Catalyst::Plugin::ConfigLoader
use Ace (); to prevent eg. the connect sub from Ace being imported into our namespaces.
Things to think about
persistent connections
Apache::DBI DBI connect_cached DBIx::Class
Also, because Apache::DBI's connection caching never checks to see if the process and/or thread id changed, it will give you an invalid $dbh from a previous process/thread if you use a connection, then thread/fork, then try to re-connect to the same source, which is a Bad Thing.
DBIx::Class already manages its connections for you, and therefore it cannot benefit from Apache::DBI under any scenario. It makes one connection per-process, and keeps that connection persistent, reconnecting only if the connection appears to have died, or if you fork/thread over to another process/thread-id. The only Apache::DBI issue in DBIx::Class is that Apache::DBI will actually thwart DBIx::Class's connection management code, and cause it to use the same (and invalid) connection in a new process, in cases such as (as mentioned above) if you make a DBI connection before forking in a prefork mod_perl server.
Resources
The current connectivity code is part of the API. The API, in turn, is inside of the lib directory of the WormBase mercurial repository:
http://bitbucket.org/tharris/wormbase/src/tip/lib/WormBase/API/Service/
Currently, each database is a "Service". When the API is instantiated, connections are made to each required service. Database handles are cached. When a database handle is needed, the service first checks to see if it is live, if not it refreshes the connection. This would probably be the ideal location to implement failover -- check the current connection, if dead, try a different database server.
- Note that attribute accessors also count as methods for the purposes of satisfying the requirements of a role.

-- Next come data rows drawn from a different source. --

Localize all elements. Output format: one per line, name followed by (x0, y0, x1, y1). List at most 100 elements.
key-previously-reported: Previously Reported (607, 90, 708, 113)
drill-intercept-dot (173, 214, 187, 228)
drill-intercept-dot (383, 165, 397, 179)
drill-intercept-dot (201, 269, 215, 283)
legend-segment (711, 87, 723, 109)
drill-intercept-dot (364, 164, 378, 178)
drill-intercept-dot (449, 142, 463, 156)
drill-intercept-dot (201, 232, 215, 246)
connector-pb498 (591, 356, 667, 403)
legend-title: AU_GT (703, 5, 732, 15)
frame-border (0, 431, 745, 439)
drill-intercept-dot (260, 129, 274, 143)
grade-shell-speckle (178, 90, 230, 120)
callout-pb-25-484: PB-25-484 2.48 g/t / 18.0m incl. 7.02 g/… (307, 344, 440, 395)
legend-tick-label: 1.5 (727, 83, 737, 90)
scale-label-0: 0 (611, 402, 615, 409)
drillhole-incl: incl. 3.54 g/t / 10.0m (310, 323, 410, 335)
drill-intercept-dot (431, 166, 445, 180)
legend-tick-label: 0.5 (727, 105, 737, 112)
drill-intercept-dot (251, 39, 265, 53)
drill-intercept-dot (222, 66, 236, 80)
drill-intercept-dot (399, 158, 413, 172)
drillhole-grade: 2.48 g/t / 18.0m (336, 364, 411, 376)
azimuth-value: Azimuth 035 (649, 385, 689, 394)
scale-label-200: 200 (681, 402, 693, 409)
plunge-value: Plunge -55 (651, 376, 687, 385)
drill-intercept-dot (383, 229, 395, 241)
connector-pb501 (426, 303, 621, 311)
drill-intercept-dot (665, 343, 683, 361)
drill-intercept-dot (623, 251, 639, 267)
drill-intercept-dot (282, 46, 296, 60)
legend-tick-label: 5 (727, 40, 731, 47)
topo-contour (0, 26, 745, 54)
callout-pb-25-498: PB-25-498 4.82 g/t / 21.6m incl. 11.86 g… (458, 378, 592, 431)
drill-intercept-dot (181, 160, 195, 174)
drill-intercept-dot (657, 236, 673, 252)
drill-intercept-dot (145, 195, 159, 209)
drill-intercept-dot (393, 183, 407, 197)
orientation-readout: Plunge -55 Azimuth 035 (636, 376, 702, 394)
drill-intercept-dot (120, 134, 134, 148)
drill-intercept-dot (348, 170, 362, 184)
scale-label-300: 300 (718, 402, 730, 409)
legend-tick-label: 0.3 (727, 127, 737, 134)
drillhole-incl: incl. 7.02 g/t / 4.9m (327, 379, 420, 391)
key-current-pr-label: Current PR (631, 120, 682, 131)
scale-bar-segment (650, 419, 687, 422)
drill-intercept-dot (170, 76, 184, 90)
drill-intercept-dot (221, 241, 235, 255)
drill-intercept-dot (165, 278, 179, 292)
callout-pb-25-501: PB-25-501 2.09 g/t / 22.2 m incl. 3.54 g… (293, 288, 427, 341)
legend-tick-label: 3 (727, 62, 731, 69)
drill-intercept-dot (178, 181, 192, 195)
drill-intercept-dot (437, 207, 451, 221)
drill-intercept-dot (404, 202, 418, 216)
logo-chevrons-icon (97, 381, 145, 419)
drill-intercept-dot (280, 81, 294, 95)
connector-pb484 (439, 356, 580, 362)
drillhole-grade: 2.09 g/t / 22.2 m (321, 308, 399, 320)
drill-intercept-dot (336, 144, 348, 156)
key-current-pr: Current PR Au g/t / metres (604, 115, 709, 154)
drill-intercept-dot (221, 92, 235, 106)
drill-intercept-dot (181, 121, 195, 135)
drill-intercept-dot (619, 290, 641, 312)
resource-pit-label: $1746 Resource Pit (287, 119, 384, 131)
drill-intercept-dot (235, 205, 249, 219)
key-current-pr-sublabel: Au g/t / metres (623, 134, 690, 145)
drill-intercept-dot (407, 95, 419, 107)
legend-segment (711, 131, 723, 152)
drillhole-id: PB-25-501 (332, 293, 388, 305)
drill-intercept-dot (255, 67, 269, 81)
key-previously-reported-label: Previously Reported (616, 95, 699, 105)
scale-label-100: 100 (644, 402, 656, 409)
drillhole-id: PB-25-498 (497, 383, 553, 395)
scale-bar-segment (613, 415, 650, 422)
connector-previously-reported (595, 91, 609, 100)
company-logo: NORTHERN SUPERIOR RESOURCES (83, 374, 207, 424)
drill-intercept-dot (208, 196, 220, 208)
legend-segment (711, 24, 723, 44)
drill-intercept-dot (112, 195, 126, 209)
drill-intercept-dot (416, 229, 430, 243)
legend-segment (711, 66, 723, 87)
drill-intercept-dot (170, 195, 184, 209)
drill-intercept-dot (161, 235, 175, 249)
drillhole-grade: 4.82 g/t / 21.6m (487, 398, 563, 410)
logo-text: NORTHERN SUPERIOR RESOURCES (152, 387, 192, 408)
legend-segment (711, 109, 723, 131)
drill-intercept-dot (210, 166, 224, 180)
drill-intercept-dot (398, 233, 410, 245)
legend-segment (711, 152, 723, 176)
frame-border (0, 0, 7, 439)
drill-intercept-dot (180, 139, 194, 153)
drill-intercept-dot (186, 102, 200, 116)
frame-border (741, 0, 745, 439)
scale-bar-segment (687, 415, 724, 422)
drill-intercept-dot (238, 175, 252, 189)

http://bitbucket.org/tharris/wormbase/src/9009075c4c5a/lib/WormBase/API/Role/Service/gff.pm
around 'dbh' => sub { my $orig = shift; my $self = shift; my $species = $self->species; # Do we already have a dbh? HOW TO TEST THIS WITH HASH REF? if ($self->has_dbh) { $self->log->debug(" gff-dbh for $species exists and is alive!"); return $self->$orig; } else { $self->log->debug(" gff-dbh for $species doesn't exist yet; trying to connect"); my $dbh = $self->connect($species); } };
Note also that these Services use Moose "Roles" to define shared methods and variables like connect().
Here's the acedb service:
http://bitbucket.org/tharris/wormbase/src/tip/lib/WormBase/API/Service/acedb.pm
The acedb service "consumes" the generic Service role:
http://bitbucket.org/tharris/wormbase/src/9009075c4c5a/lib/WormBase/API/Role/Service.pm
This nomenclature and structure is a bit confusing and probably needs to be streamlined/refined!!